Zoe is the go-getter of the group. Her dad’s a lawyer and has always told her she could do anything. So she sets out to see if that’s true. She reinvents herself as an agent (after finding out what agents do), gives herself a pseudonym as well, declaring herself to be Zee Zee Reisman, of the Sherry Clutch Literary Agency (an agency she also invents and rents an office for), and goes to work making everything happen for Natalie.
Along the way, the girls become convinced they need to have an adult help them. They choose their young English teacher, Ms. Clayton, who is new to teaching and still unsure of exactly where her responsibilities lie in her chosen profession. One of Clements’s greatest skills as a middle-grade reader is his ability to write from the adult perspective in a way that doesn’t bore the younger readers or talk down to them.

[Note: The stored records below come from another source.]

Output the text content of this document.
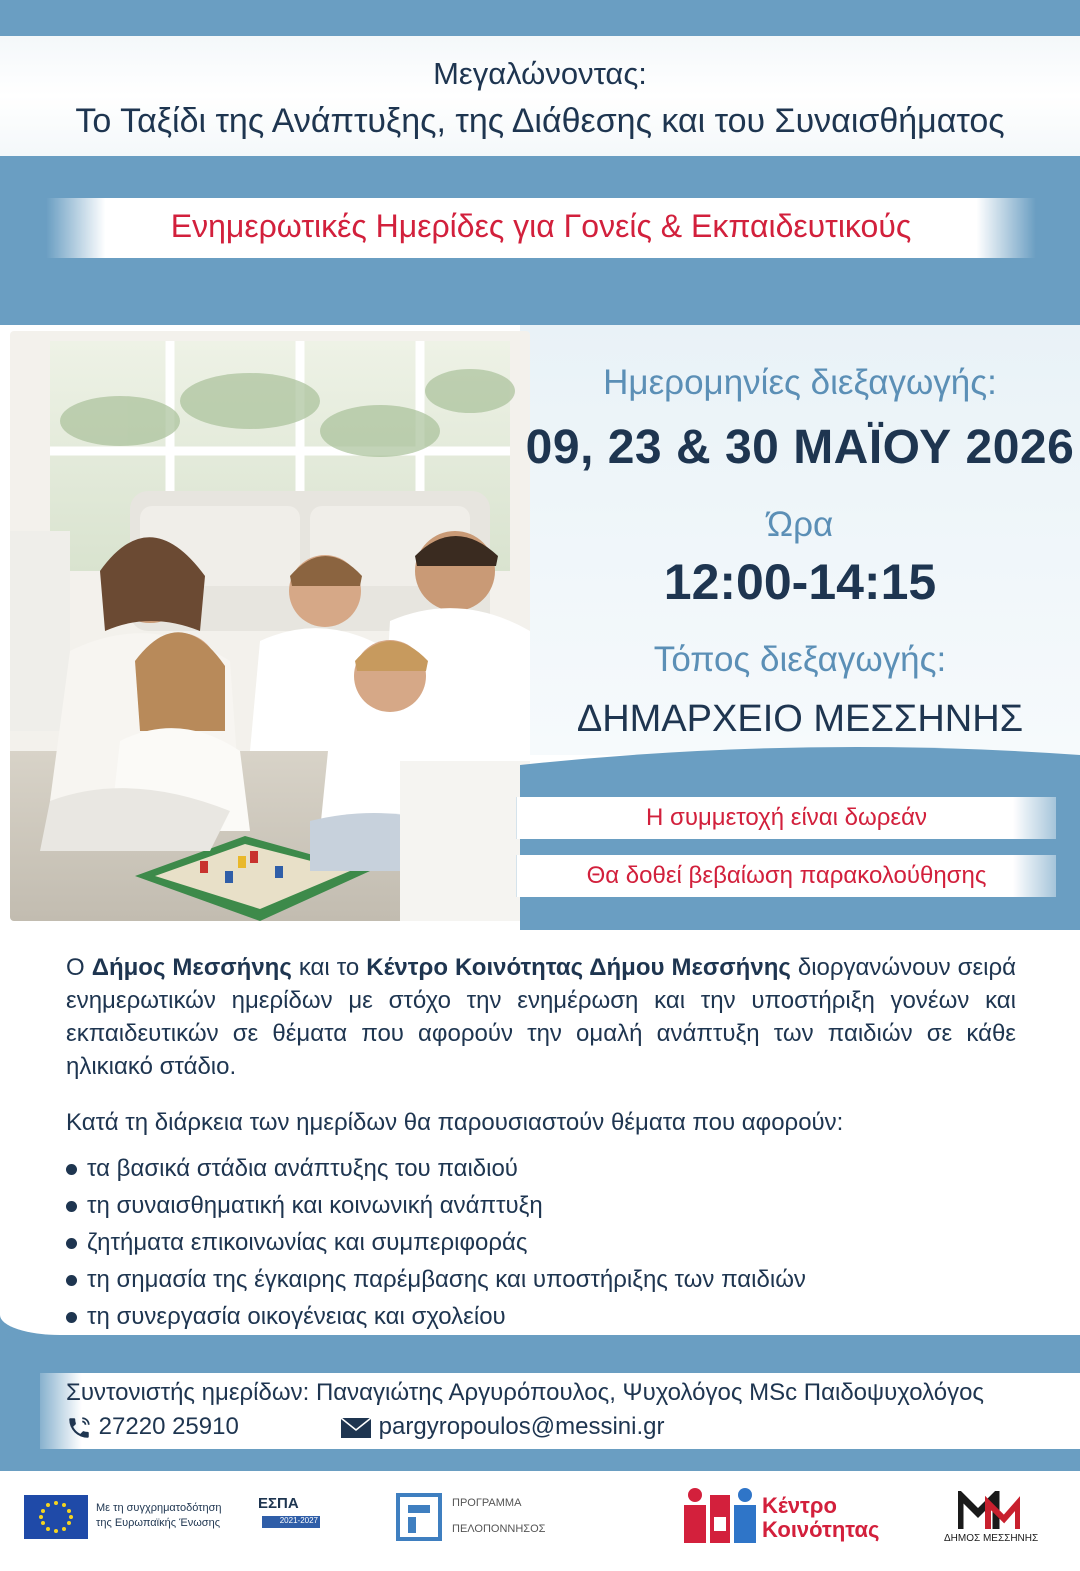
Μεγαλώνοντας:
Το Ταξίδι της Ανάπτυξης, της Διάθεσης και του Συναισθήματος
Ενημερωτικές Ημερίδες για Γονείς & Εκπαιδευτικούς
Ημερομηνίες διεξαγωγής:
09, 23 & 30 ΜΑΪΟΥ 2026
Ώρα
12:00-14:15
Τόπος διεξαγωγής:
ΔΗΜΑΡΧΕΙΟ ΜΕΣΣΗΝΗΣ
Η συμμετοχή είναι δωρεάν
Θα δοθεί βεβαίωση παρακολούθησης

Ο Δήμος Μεσσήνης και το Κέντρο Κοινότητας Δήμου Μεσσήνης διοργανώνουν σειρά ενημερωτικών ημερίδων με στόχο την ενημέρωση και την υποστήριξη γονέων και εκπαιδευτικών σε θέματα που αφορούν την ομαλή ανάπτυξη των παιδιών σε κάθε ηλικιακό στάδιο.

Κατά τη διάρκεια των ημερίδων θα παρουσιαστούν θέματα που αφορούν:

τα βασικά στάδια ανάπτυξης του παιδιού
τη συναισθηματική και κοινωνική ανάπτυξη
ζητήματα επικοινωνίας και συμπεριφοράς
τη σημασία της έγκαιρης παρέμβασης και υποστήριξης των παιδιών
τη συνεργασία οικογένειας και σχολείου
Συντονιστής ημερίδων: Παναγιώτης Αργυρόπουλος, Ψυχολόγος MSc Παιδοψυχολόγος
27220 25910	pargyropoulos@messini.gr
Με τη συγχρηματοδότηση
της Ευρωπαϊκής Ένωσης
ΕΣΠΑ
2021-2027
ΠΡΟΓΡΑΜΜΑ
ΠΕΛΟΠΟΝΝΗΣΟΣ
Κέντρο
Κοινότητας	ΔΗΜΟΣ ΜΕΣΣΗΝΗΣ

The readers are elevated to the same level as the adult characters, and the adult problems are stripped of age, sex, and other modifiers that prohibit understanding by younger and less experienced readers. Ultimately in Clements’s view of the adult world, problems still confront characters who can affect them, but the question remains, should they? I agree with this philosophy, and it’s something that kids understand in a heartbeat.
The School Story is a great book about friendship between kids and between kids and adults. Everything fits together nicely in the end, which makes it more fictional than the real world, but the book delivered exactly what it set out to do.
At the end of reading it together, my son said that he believes the book should be turned into a movie because he could see everything happening. I tend to agree. But don’t wait for the movie. Read this splendid book while you’re waiting.